Half awake, half asleep, I was thinking of tangled tree limbs seen through broken windows. I knew they were waiting to be revealed.
And so in this morning’s quiet I began the process of removing and revealing. There are gentle sounds associated with this studio work. The spray of water from the hose onto outside concrete wetting the paper. A gentle breaking of the surface of the vinegar- soap solution with the dipping of my cloth. And the rhythmic rubbing. Rubbing. Peeling away the paper to reveal the image on the muslin below.
Discovering the images as they emerge is itself a new way of seeing. Before I transferred, the paper copy was a mirror image of what will finally be revealed. Rubbing away the paper film is a discovering of the shapes that interested me from the onset, but now reversed, patterned in a new way.

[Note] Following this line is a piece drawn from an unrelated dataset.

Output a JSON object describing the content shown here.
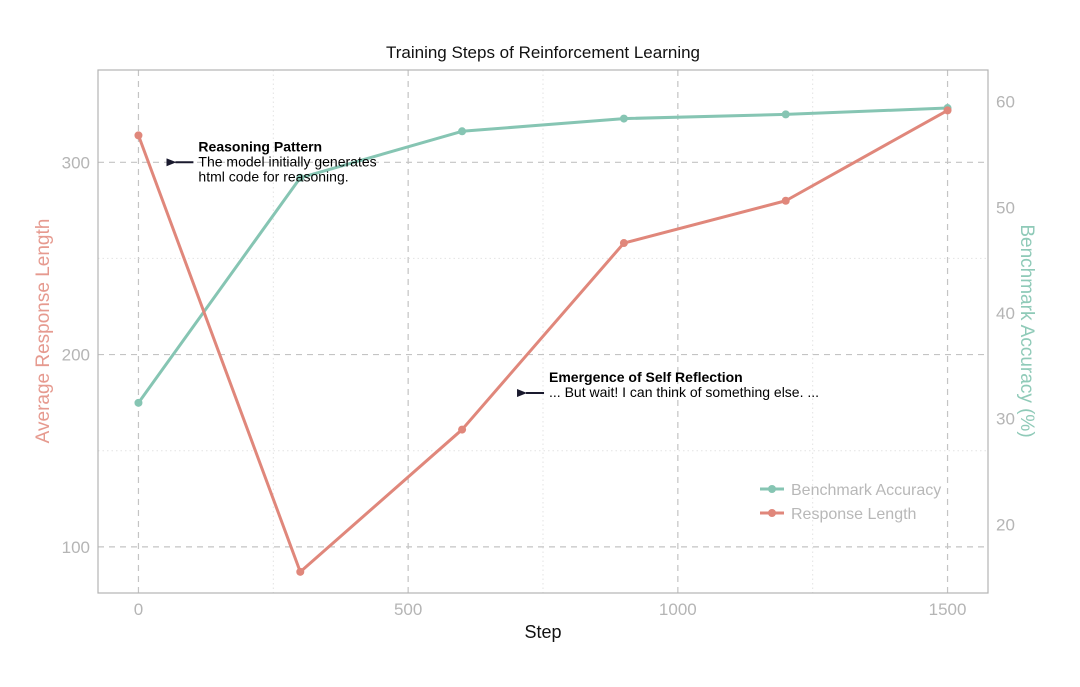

As I rubbed, discovered, revealed I remembered the experience of shooting the photographs. We were in rural South Carolina, and an abandoned, roofless, vine-filled house was waiting for me. The walk to the house was through a thick bed of pine needles. Wind whispered in the pine trees. The photos I recorded capture that feeling of stillness and loss.
Who lived there? How did the house become abandoned? How long has it been decomposing? Does anyone visit this place? What memories might it hold?
Once the images are assembled as part of a large quilted work, I want the composition to invite the viewer in by conjuring up questions. The questions will become another layer. Memory layer. Captured photo layer. Composed layer. Fabric layer. Dream layer. All held within the tangled tree limbs and broken windows.